Problems With Hydrogen As A Fuel
Everywhere we turn, we are bombarded with messages in the media advising us as to the invariably precarious future of fossil fuels, how current levels of demand and consumption are no longer sustainable and cannot be maintained.
It is a sobering reality to be sure and what makes it even more so is the fact that there remains very little in the way of proper, reliable alternative fuel sources. At the moment, because there has been such a reliance upon fossil fuels, research into different energy sources has atrophied and stagnated.
As such then, this means that whilst there are various different forms of alternate energy available, they are all very much in the infancy of their lifecycle and as such then, riddled with design flaws and plagued by limitations that hinder their overall usefulness.
Hydrogen has been proposed as an alternate fuel source because it produces even more energy than petrol and fossil fuel based products; and produces absolutely no atmospheric pollutants at all, nor does it possess or pose any of the carcinogenic properties associated with petrol or ethanol.
However, the major drawback at present associated with hydrogen as a viable energy source is the lack of proper infrastructure to produce it on a meaningfully wide-scale, at least, without incurring substantial production of pollutants.
The production of hydrogen as an energy source can be broken down into two discrete categories which are as follows:
Here, an electrical current is applied to water, which results in the separation of the two elements of water, Hydrogen and Oxygen to become polarized to negative and positive electrodes respectively. From there, the hydrogen product is then separated from the oxygen and utilised.

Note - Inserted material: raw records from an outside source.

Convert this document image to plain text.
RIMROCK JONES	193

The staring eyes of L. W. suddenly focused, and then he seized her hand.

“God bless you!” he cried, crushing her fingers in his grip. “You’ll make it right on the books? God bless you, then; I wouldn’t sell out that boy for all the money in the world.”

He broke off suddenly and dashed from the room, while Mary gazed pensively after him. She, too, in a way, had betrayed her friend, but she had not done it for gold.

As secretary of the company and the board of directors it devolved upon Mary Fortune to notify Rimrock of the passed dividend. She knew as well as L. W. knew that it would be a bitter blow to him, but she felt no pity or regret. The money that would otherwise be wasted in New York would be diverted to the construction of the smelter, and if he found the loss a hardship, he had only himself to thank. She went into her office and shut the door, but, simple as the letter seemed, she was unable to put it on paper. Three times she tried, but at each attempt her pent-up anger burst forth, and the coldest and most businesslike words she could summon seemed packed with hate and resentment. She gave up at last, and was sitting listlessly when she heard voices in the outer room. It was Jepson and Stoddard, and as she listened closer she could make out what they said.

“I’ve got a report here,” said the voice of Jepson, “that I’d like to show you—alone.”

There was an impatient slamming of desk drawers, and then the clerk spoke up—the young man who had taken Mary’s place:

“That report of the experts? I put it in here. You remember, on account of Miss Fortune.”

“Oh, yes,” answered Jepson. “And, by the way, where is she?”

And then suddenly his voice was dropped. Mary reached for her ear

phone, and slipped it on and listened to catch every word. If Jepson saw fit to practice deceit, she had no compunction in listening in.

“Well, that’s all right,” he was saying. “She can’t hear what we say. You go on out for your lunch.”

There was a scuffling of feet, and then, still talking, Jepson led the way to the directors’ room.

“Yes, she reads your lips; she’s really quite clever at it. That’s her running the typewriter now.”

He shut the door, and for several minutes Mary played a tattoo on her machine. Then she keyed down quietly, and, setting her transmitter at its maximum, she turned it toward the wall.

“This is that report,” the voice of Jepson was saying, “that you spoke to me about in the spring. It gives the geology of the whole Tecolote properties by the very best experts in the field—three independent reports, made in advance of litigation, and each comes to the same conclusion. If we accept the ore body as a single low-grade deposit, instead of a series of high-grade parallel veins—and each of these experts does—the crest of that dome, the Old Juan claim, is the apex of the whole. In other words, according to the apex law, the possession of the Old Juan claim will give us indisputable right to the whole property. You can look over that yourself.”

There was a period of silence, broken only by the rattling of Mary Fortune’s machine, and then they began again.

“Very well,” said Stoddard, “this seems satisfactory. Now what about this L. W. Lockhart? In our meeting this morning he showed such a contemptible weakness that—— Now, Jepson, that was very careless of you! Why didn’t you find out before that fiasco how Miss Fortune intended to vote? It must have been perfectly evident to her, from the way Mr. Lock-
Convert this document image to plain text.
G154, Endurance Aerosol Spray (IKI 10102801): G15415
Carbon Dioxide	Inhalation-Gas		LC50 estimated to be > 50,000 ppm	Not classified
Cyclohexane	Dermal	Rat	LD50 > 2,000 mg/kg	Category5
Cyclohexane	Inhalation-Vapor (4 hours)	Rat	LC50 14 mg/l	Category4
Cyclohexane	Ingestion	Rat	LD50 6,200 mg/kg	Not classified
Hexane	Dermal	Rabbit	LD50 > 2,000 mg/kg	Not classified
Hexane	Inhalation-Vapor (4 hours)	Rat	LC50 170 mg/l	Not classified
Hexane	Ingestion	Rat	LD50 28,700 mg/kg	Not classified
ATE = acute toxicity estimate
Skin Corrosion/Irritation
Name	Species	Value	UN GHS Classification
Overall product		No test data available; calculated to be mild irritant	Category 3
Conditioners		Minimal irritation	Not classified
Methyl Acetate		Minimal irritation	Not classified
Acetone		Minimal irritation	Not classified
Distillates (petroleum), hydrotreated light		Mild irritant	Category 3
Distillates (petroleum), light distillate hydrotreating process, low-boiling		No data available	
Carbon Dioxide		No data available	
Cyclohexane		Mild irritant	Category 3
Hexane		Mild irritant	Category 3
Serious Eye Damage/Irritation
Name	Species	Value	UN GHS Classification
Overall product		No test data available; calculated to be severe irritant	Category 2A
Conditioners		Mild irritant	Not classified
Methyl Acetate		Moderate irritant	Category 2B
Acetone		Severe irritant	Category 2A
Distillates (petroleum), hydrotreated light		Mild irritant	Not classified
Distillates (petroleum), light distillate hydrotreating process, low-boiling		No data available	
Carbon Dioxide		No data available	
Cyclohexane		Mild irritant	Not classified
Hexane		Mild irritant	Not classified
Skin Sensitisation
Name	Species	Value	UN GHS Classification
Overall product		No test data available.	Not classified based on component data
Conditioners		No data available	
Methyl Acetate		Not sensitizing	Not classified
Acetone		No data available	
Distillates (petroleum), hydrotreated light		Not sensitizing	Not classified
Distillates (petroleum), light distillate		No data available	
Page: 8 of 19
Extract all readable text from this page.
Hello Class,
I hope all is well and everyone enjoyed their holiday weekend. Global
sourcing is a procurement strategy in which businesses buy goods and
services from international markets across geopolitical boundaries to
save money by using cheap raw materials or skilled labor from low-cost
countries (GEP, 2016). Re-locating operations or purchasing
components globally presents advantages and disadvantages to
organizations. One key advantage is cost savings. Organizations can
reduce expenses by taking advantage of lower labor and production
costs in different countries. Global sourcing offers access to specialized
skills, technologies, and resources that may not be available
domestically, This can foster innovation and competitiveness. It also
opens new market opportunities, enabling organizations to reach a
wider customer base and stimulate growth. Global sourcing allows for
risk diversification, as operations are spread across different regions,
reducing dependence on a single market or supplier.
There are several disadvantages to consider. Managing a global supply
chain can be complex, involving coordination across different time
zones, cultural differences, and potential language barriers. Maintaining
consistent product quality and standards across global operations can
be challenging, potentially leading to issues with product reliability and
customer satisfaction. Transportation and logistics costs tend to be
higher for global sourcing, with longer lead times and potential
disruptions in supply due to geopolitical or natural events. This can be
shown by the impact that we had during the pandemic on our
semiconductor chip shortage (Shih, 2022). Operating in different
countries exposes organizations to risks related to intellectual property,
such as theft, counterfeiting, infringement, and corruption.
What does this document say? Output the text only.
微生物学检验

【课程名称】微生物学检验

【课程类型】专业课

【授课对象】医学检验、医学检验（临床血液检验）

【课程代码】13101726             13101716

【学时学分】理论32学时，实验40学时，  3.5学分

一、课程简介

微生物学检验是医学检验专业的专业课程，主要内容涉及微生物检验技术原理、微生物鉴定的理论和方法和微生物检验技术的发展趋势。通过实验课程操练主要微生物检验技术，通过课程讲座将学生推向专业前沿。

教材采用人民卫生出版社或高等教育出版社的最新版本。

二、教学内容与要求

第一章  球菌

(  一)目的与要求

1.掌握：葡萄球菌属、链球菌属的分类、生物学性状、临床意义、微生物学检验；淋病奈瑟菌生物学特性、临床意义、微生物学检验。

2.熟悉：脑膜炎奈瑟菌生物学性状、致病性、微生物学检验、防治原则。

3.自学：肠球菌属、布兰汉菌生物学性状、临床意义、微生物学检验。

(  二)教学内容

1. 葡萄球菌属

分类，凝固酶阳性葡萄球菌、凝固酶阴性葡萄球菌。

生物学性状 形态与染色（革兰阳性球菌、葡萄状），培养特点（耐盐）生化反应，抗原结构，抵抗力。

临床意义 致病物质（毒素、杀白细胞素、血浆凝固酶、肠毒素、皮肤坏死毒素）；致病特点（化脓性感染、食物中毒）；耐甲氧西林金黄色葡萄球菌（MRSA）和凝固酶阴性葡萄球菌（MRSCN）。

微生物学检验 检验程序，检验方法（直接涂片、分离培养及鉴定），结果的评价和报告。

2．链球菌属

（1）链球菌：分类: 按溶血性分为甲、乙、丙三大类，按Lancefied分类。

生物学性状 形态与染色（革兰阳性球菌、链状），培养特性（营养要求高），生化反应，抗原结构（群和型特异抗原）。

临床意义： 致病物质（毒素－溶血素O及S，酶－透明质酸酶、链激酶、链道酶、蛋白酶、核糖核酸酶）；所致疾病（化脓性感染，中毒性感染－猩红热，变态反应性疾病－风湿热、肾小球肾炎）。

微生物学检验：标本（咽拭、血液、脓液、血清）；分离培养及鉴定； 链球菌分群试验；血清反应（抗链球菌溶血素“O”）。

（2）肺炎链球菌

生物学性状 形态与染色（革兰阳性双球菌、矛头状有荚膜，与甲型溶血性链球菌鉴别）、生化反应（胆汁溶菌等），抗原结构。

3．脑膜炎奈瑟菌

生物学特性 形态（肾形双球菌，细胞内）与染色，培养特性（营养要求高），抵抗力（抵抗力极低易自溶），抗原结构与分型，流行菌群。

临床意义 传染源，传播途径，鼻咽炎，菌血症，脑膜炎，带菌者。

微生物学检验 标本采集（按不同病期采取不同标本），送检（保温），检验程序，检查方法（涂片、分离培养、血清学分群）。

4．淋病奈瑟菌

However, the problem here is that an electrical current has to be applied in order to decompose the water sufficiently enough to allow the hydrogen to exist in a separate state. Given that the bulk of electricity is already produced as a by-product of fossil fuel burning; this means that we are incurring substantial pollution anyway and reducing the fossil fuel stock to get the hydrogen.
Steam and coal
The other primary method by which hydrogen is synthesised for the purposes of fuel production is via the reaction of steam with coal or gas. Just like the electrical hydrolysis, we are left with the unfortunate reality of having to utilise fossil fuels which are finite to produce hydrogen.